After announcing two new live action shows in Unnatural History and Tower Prep, which were both cancelled after their first seasons, Cartoon Network acquired the game show, Hole in the Wall. By the end of 2011, Hole in the Wall and the final two CN Real shows, Destroy Build Destroy and Dude, What Would Happen were removed from Cartoon Network’s schedule completely, In 2012, Cartoon Network acquired TV rights to the famous Web series, The Annoying Orange and added it to its primetime lineup. For a short time, Cartoon Network also returned two 1960s cartoons, The Flintstones and The Jetsons, to its daytime lineup, after several years of being seen only on Boomerang.

It was announced on Thursday, February 2, 2012 that Teletoon would be launching a Canadian version of Cartoon Network. It will also include a Canadian version of the overnight block Adult Swim. This channel launched on July 4, 2012.

On March 18, 2012 Cartoon Network aired its first documentary, Speak Up, about bullying.
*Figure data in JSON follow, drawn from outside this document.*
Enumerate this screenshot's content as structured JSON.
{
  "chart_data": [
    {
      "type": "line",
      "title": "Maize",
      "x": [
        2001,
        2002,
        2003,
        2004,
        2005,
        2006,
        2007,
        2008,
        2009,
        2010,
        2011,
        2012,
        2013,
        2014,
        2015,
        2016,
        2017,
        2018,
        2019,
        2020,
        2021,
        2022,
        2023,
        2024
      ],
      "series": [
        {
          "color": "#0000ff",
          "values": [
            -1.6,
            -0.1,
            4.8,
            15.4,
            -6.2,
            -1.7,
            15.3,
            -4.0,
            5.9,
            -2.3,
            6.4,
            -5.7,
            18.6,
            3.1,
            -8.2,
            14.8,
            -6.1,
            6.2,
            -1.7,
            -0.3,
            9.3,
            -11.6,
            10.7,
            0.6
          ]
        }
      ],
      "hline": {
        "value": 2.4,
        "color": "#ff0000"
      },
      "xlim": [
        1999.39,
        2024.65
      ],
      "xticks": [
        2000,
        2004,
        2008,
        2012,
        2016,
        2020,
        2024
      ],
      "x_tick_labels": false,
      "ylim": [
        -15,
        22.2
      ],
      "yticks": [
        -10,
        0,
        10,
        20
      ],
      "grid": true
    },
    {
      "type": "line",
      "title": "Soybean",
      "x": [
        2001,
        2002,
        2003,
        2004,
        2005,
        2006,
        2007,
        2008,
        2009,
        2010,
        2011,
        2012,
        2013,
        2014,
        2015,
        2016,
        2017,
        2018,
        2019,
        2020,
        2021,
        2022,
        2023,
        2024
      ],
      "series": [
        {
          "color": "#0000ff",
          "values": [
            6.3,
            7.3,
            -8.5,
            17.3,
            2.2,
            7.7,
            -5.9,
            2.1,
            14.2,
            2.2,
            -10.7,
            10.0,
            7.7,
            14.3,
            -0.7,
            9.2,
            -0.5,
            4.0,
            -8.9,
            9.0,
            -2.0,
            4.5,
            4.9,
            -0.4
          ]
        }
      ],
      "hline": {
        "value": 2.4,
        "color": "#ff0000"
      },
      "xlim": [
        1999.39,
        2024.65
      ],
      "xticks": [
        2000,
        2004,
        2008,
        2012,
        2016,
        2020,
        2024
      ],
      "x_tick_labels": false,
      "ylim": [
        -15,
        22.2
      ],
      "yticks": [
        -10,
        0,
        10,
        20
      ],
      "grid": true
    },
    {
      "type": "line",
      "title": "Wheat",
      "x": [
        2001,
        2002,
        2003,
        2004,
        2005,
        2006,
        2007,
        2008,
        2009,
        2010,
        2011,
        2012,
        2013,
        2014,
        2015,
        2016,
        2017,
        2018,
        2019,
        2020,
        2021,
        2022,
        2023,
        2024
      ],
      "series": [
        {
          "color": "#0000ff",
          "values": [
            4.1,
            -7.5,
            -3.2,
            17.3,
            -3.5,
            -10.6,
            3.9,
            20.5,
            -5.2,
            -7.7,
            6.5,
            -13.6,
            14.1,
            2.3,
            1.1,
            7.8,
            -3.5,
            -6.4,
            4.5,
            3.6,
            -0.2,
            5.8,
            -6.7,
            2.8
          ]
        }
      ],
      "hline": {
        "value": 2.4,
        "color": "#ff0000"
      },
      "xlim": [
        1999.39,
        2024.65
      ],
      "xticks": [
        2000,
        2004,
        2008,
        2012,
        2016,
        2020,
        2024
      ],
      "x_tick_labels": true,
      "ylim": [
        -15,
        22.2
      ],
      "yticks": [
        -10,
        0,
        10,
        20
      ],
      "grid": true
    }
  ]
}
Later that month on March 30, 2012, the block Cartoon Planet was revived, now airing the channel’s original programming from the 1990s and early 2000s.

It has been a tough year for CN under pressure and under criticism from many others. All of these factors up to this point have put the the network under tough times. Some viewers think that the old CN should come back, but others say, the network still has juice left in its tank to fulfill its goals. What will the next 20 years be in store for CN? That answer is up to the viewers to find out.


From The Flintstones and Dexter’s Lab, from Chowder to Flapjack and from Mordecai and Rigby to Gumball and Darwin, Cartoon Network can relive their entire history from the 90’s to today. What can be done in the future so their mistakes can’t be repeated again? Now’s their chance to atone for all of their missteps and mistakes! If you’ve watched the launch from the beginning or if you’re new to CN, then you’re invited to their 20th birthday party this weekend!


From all of entertainment central to the entire Bikini Bottom News team, we’d just like to say Happy Birthday Cartoon Network, and wish you well for another 20 years ahead!

  1. #1 by andrew on November 26, 2012 - 1:14 am

    you could at least include some sources… because it seems as if all of this was taken from Wikipedia


    • #2 by gtnjr17 on November 27, 2012 - 1:49 am

      Perphaps I should. I should’ve searched for news reports on Cartoon Network’s 20th anniversary milestone instead of Wikipedia. My aplogies.